His call: "Each soul is potentially divine. The goal is to manifest this divinity within." And, loudest of all: "Arise, awake, and stop not till the goal is reached."
How he was
The images are reconstructed from authentic photographs (Chicago, 1893, and others) — the master's exact face in our style.
Narendra and Ramakrishna
The educated, rational Bengali Narendranath Datta sought proof of God — and put his question to the ecstatic saint Ramakrishna at Dakshineswar: "Have you seen God?" — "Yes, as clearly as I see you, only incomparably more vividly." That answer overturned the skeptic. From him was born the monk Vivekananda.
The wandering monk
After his teacher's death — years of walking the whole of India as a nameless mendicant monk (parivrajaka). He saw the splendour of palaces and the abyss of poverty, and the greatness of the people. At the southern tip of the land he meditated three days on a rock where three seas meet — and rose with a vision of service.
Chicago, 1893
Almost by chance he found himself a delegate at the World's Parliament of Religions. When he began with the words "Sisters and brothers of America," the hall rose in a two-minute ovation. He proclaimed to the world: Hinduism teaches not mere tolerance, but the acceptance of all religions as true — "different rivers flowing into one sea."
Practical Vedanta
His Vedanta is no flight from the world, but service. "Each soul is potentially divine." To see God in the human being and to serve the human being as God (shiva-jnane jiva-seva). On his return he founded the Ramakrishna Mission — monasticism joined to action: schools, hospitals, relief.
"Arise, awake"
His call is strength and fearlessness, the refusal of all weakness. "Anything that makes you weak — physically, intellectually, spiritually — reject it as poison." He woke a sleeping nation: not self-pity, but a lion's faith in one's own divine nature.
A short, blazing life
He burned bright and brief. Having foretold that he would not live to forty, he passed away on 4 July 1902, at thirty-nine, in meditation.
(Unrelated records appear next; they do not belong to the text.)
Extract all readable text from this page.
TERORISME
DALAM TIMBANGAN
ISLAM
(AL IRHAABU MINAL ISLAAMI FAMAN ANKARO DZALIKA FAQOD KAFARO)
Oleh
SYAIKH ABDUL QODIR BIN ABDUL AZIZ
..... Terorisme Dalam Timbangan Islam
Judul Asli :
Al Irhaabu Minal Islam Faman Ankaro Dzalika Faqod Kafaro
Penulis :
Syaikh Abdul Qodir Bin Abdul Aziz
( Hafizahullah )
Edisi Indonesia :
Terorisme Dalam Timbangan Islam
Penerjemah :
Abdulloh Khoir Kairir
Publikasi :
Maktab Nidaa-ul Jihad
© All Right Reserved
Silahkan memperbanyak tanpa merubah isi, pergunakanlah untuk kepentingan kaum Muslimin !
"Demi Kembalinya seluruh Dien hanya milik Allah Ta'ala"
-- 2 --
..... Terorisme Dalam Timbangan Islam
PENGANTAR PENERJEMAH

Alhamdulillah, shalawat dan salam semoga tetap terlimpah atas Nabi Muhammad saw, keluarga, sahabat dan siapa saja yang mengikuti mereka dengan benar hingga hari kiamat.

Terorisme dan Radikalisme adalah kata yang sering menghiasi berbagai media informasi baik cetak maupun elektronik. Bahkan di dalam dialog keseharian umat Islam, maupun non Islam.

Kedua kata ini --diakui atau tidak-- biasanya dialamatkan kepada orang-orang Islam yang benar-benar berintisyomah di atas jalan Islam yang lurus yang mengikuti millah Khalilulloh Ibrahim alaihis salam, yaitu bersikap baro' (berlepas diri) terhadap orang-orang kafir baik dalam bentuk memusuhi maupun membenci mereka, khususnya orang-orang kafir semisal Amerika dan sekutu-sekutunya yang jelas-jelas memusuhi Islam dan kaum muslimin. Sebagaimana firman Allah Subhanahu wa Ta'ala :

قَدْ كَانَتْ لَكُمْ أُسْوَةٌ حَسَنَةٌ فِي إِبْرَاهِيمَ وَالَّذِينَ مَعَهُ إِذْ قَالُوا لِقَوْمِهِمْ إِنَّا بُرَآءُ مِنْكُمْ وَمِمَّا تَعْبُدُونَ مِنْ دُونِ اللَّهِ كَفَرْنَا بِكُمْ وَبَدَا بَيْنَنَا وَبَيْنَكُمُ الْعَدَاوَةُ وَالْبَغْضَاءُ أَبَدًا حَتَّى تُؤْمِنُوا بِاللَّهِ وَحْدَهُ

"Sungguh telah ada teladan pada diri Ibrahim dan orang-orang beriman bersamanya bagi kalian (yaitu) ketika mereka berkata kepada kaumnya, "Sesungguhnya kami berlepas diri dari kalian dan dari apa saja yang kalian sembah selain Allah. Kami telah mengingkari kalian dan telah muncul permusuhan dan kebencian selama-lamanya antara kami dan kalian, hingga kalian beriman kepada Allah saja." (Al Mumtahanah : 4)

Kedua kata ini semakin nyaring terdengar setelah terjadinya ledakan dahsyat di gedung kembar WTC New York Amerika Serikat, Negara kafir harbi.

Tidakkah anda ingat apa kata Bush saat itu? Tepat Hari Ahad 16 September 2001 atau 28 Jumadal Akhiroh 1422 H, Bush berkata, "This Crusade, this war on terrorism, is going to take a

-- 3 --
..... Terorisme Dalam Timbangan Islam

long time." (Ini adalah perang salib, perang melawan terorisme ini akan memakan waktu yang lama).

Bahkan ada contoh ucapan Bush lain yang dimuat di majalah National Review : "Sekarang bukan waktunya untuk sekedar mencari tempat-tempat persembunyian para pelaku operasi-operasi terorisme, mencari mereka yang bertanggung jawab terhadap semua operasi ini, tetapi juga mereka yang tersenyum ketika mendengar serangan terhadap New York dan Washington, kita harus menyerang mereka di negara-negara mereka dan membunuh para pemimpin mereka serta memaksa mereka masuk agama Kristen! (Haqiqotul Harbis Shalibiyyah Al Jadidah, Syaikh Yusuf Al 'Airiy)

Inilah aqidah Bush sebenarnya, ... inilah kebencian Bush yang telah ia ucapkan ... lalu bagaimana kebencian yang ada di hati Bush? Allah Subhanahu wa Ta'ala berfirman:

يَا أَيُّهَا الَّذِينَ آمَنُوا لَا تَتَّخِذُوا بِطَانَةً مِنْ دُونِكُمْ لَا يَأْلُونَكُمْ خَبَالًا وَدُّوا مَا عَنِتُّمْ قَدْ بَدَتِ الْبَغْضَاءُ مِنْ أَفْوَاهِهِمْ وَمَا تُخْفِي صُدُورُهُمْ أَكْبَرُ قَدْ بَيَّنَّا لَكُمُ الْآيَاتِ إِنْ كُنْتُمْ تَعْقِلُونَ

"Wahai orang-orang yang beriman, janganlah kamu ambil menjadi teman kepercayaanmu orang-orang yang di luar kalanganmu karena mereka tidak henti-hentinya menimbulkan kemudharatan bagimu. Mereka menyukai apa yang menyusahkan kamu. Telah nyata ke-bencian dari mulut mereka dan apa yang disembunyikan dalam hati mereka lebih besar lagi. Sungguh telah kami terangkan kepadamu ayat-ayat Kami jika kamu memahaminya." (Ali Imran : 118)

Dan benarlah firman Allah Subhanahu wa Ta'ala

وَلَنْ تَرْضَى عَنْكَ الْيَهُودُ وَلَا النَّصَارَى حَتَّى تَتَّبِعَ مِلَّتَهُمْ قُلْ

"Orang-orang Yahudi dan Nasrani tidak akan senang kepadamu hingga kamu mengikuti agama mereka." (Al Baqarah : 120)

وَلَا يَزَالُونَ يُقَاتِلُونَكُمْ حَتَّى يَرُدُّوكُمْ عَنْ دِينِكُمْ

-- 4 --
He left the "Complete Works," the Ramakrishna Mission — and an awakened country that had found its voice in him.
Words
Sisters and Brothers of America… It fills my heart with joy unspeakable to rise in response to the warm and cordial welcome which you have given us.
Arise, awake, and stop not till the goal is reached.
We believe not only in universal toleration, but we accept all religions as true.
Each soul is potentially divine. The goal is to manifest this divinity within.